L’Afrique a changé et continuera de changer, et ceux qui seront capables de constater ce changement pourront participer à ce qui promet d’être une transformation économique aux proportions épiques. L’aube s’est levée sur la dernière « frontière » économique du monde. L’Afrique traverse une période passionnante, une période pour se débarrasser des idées préconçues, susciter des attentes et réaffirmer son engagement envers le pouvoir de l’industrie humaine.

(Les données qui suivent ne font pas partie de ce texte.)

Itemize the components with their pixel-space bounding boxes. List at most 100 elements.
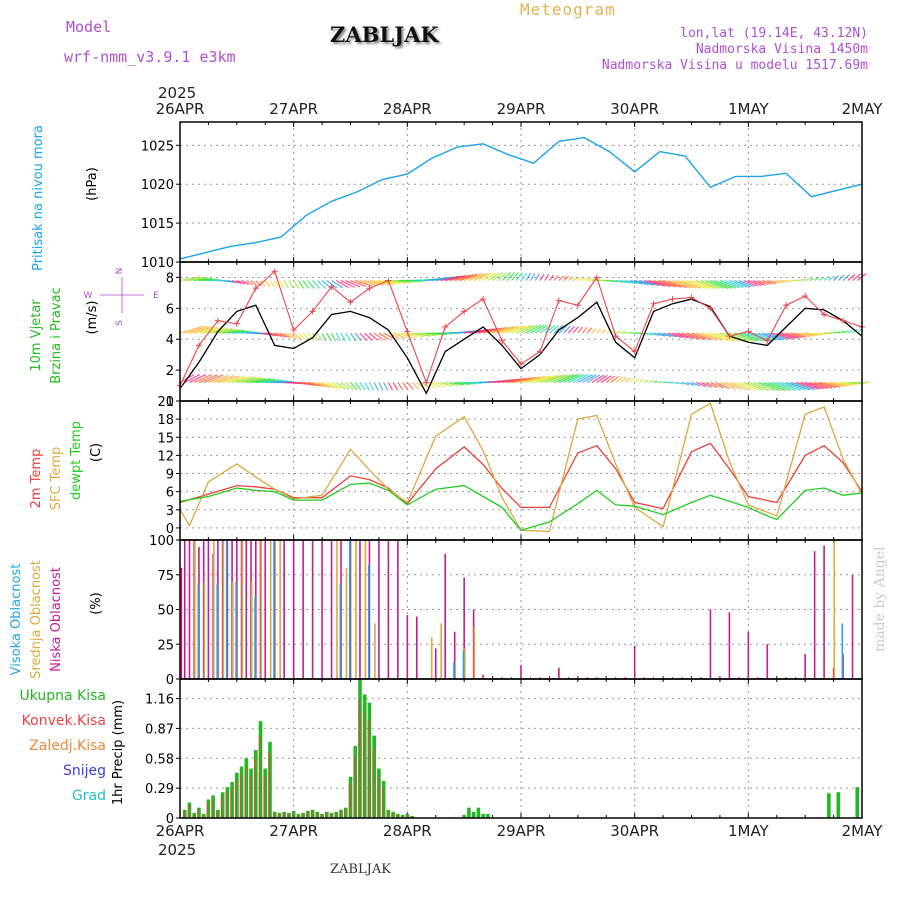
wind-barb — [288, 332, 298, 339]
wind-barb — [572, 276, 580, 282]
wind-barb — [771, 381, 796, 391]
wind-barb — [672, 279, 697, 289]
wind-barb — [454, 274, 474, 282]
wind-barb — [530, 324, 545, 334]
wind-barb — [743, 279, 759, 287]
wind-barb — [516, 376, 541, 384]
wind-barb — [729, 279, 748, 288]
wind-gust-marker — [347, 299, 354, 306]
precip-bar — [301, 812, 305, 818]
lonlat: lon,lat (19.14E, 43.12N) — [680, 26, 868, 41]
wind-gust-marker — [669, 296, 676, 303]
wind-barb — [539, 273, 545, 281]
wind-barb — [392, 332, 407, 339]
wind-barb — [719, 381, 736, 390]
wind-barb — [231, 376, 256, 384]
altitude: Nadmorska Visina 1450m — [695, 42, 868, 57]
compass-e: E — [153, 291, 159, 301]
wind-barb — [800, 332, 814, 337]
wind-barb — [236, 279, 246, 285]
cloud-axis-title-2: Srednja Oblacnost — [29, 560, 44, 679]
wind-barb — [515, 272, 523, 281]
wind-barb — [194, 277, 212, 282]
wind-barb — [534, 324, 549, 334]
x-tick-label-top: 26APR — [156, 100, 205, 118]
wind-barb — [681, 381, 690, 386]
wind-gust-marker — [745, 328, 752, 335]
wind-barb — [601, 328, 606, 334]
wind-barb — [364, 279, 384, 286]
x-tick-label-top: 27APR — [269, 100, 318, 118]
precip-conv-bar — [320, 814, 323, 818]
wind-barb — [809, 277, 815, 282]
wind-barb — [700, 381, 712, 388]
wind-barb — [814, 381, 837, 389]
precip-conv-bar — [225, 791, 228, 818]
station-title: ZABLJAK — [330, 22, 439, 47]
y-tick-label: 0 — [166, 812, 174, 827]
precip-bar — [325, 811, 329, 818]
wind-barb — [359, 279, 378, 287]
wind-barb — [819, 381, 841, 388]
wind-barb — [246, 378, 271, 384]
wind-barb — [378, 382, 384, 391]
wind-barb — [326, 381, 339, 389]
wind-barb — [459, 273, 478, 282]
wind-barb — [274, 280, 280, 288]
wind-barb — [193, 374, 212, 384]
precip-conv-bar — [272, 812, 275, 818]
wind-barb — [307, 332, 314, 341]
wind-barb — [520, 376, 546, 384]
wind-barb — [227, 376, 251, 384]
wind-barb — [222, 329, 245, 334]
wind-barb — [672, 332, 689, 339]
wind-barb — [326, 332, 332, 342]
wind-barb — [710, 332, 734, 342]
wind-barb — [591, 327, 597, 334]
wind-barb — [440, 381, 453, 387]
wind-barb — [283, 280, 289, 289]
wind-barb — [738, 279, 755, 288]
wind-barb — [236, 377, 261, 384]
precip-conv-bar — [353, 756, 356, 818]
wind-gust-marker — [821, 311, 828, 318]
wind-barb — [767, 279, 777, 285]
wind-barb — [421, 332, 442, 336]
wind-barb — [563, 275, 569, 281]
wind-barb — [620, 376, 627, 383]
wind-barb — [406, 382, 414, 390]
y-tick-label: 0 — [166, 673, 174, 688]
wind-barb — [842, 381, 859, 385]
wind-barb — [572, 326, 580, 334]
wind-barb — [833, 274, 840, 281]
wind-barb — [231, 279, 242, 284]
wind-barb — [743, 381, 764, 391]
precip-conv-bar — [187, 804, 190, 818]
temp-unit: (C) — [89, 443, 104, 462]
precip-conv-bar — [343, 809, 346, 818]
wind-barb — [227, 279, 238, 284]
wind-gust-marker — [840, 317, 847, 324]
precip-bar — [476, 807, 481, 818]
wind-axis-title: 10m Vjetar — [29, 299, 44, 372]
wind-barb — [198, 374, 218, 384]
wind-barb — [293, 332, 302, 340]
wind-barb — [733, 381, 753, 391]
wind-barb — [487, 326, 511, 334]
wind-barb — [378, 332, 390, 341]
wind-barb — [321, 381, 335, 389]
wind-barb — [596, 374, 608, 383]
wind-barb — [686, 332, 707, 340]
panel-frame — [179, 678, 863, 819]
wind-barb — [245, 280, 254, 286]
wind-barb — [629, 377, 636, 383]
wind-barb — [653, 279, 677, 288]
wind-barb — [634, 378, 640, 383]
wind-barb — [297, 280, 305, 289]
footer-station: ZABLJAK — [330, 862, 391, 877]
wind-barb — [331, 280, 344, 289]
wind-barb — [705, 381, 718, 389]
precip-bar — [827, 793, 831, 818]
wind-barb — [809, 332, 822, 336]
wind-gust-marker — [442, 323, 449, 330]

De nombreux rôles sont confiés à de nombreux participants, des dirigeants gouvernementaux aux investisseurs privés, en passant par les entrepreneurs individuels, les philanthropes et les professionnels du développement, les consommateurs, les éducateurs, les travailleurs et les résolveurs de problèmes – chaque citoyen de tous bords. Et au nom de la Fondation Tony Elumelu, nous sommes ravis de faire partie de la coalition qui milite pour intégrer le concept d'Africapitalism dans les programmes universitaires comme voie à suivre et prochaine étape prioritaire.

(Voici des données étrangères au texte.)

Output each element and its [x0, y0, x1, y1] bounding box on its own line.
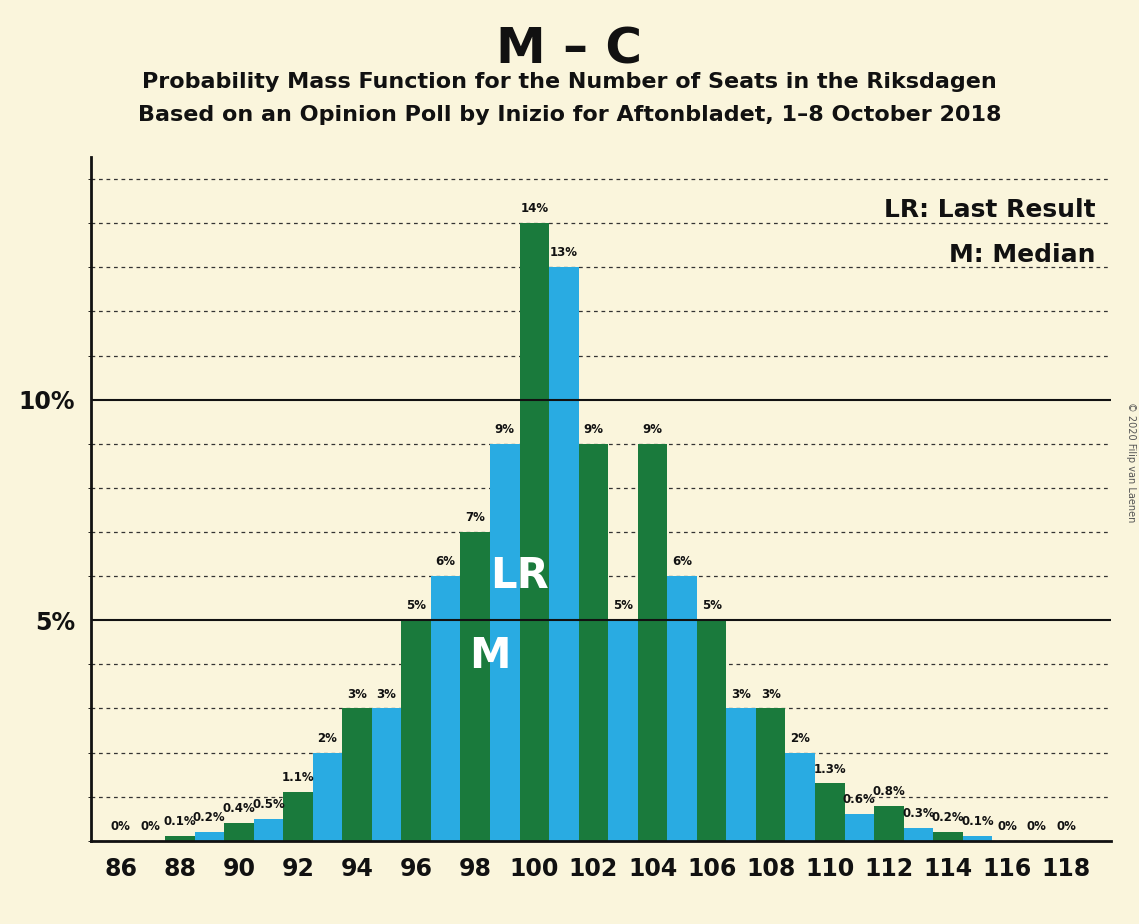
Text: 5%: 5% — [702, 600, 722, 613]
Text: 0.3%: 0.3% — [902, 807, 935, 820]
Text: 1.3%: 1.3% — [813, 762, 846, 775]
Text: 0.1%: 0.1% — [961, 816, 994, 829]
Bar — [697, 620, 727, 841]
Text: 6%: 6% — [436, 555, 456, 568]
Text: 0%: 0% — [997, 820, 1017, 833]
Text: M: M — [469, 635, 510, 676]
Bar — [786, 753, 816, 841]
Text: 9%: 9% — [494, 423, 515, 436]
Text: 3%: 3% — [347, 687, 367, 700]
Text: 13%: 13% — [550, 247, 577, 260]
Bar — [756, 709, 786, 841]
Bar — [962, 836, 992, 841]
Bar — [195, 832, 224, 841]
Text: 3%: 3% — [731, 687, 751, 700]
Bar — [460, 532, 490, 841]
Text: M: Median: M: Median — [949, 243, 1096, 266]
Text: © 2020 Filip van Laenen: © 2020 Filip van Laenen — [1126, 402, 1136, 522]
Text: 7%: 7% — [466, 511, 485, 524]
Text: 14%: 14% — [521, 202, 548, 215]
Bar — [313, 753, 343, 841]
Bar — [667, 577, 697, 841]
Bar — [549, 267, 579, 841]
Text: Based on an Opinion Poll by Inizio for Aftonbladet, 1–8 October 2018: Based on an Opinion Poll by Inizio for A… — [138, 105, 1001, 126]
Text: 0%: 0% — [1026, 820, 1047, 833]
Bar — [165, 836, 195, 841]
Bar — [579, 444, 608, 841]
Text: 9%: 9% — [642, 423, 663, 436]
Text: 2%: 2% — [318, 732, 337, 745]
Bar — [638, 444, 667, 841]
Text: 6%: 6% — [672, 555, 693, 568]
Text: 0.2%: 0.2% — [932, 811, 965, 824]
Text: 0%: 0% — [1056, 820, 1076, 833]
Text: 0.6%: 0.6% — [843, 794, 876, 807]
Text: 0.2%: 0.2% — [192, 811, 226, 824]
Text: Probability Mass Function for the Number of Seats in the Riksdagen: Probability Mass Function for the Number… — [142, 72, 997, 92]
Text: 0%: 0% — [110, 820, 131, 833]
Text: LR: LR — [490, 555, 549, 597]
Text: 0.8%: 0.8% — [872, 784, 906, 797]
Bar — [401, 620, 431, 841]
Bar — [343, 709, 371, 841]
Text: 0.5%: 0.5% — [252, 797, 285, 811]
Text: 0%: 0% — [140, 820, 161, 833]
Bar — [519, 224, 549, 841]
Bar — [371, 709, 401, 841]
Text: 0.1%: 0.1% — [164, 816, 196, 829]
Bar — [845, 814, 874, 841]
Text: 2%: 2% — [790, 732, 810, 745]
Bar — [284, 792, 313, 841]
Bar — [254, 819, 284, 841]
Text: 5%: 5% — [613, 600, 633, 613]
Text: M – C: M – C — [497, 26, 642, 74]
Text: 9%: 9% — [583, 423, 604, 436]
Bar — [224, 823, 254, 841]
Bar — [608, 620, 638, 841]
Text: 3%: 3% — [377, 687, 396, 700]
Text: 5%: 5% — [407, 600, 426, 613]
Bar — [816, 784, 845, 841]
Bar — [933, 832, 962, 841]
Text: 0.4%: 0.4% — [222, 802, 255, 815]
Text: 3%: 3% — [761, 687, 780, 700]
Text: 1.1%: 1.1% — [281, 772, 314, 784]
Bar — [490, 444, 519, 841]
Text: LR: Last Result: LR: Last Result — [884, 198, 1096, 222]
Bar — [874, 806, 903, 841]
Bar — [727, 709, 756, 841]
Bar — [431, 577, 460, 841]
Bar — [903, 828, 933, 841]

Mais d’abord, nous devons tous prendre conscience du fait que la vieille Afrique n’est plus. Avant de pouvoir tirer le meilleur parti des opportunités qui s’offrent à nous, nous devons nous engager à concrétiser l’idéal de l’Africapitalisme d’une « nouvelle » Afrique travailleuse, innovante et économiquement diversifiée qui est ici devant nous.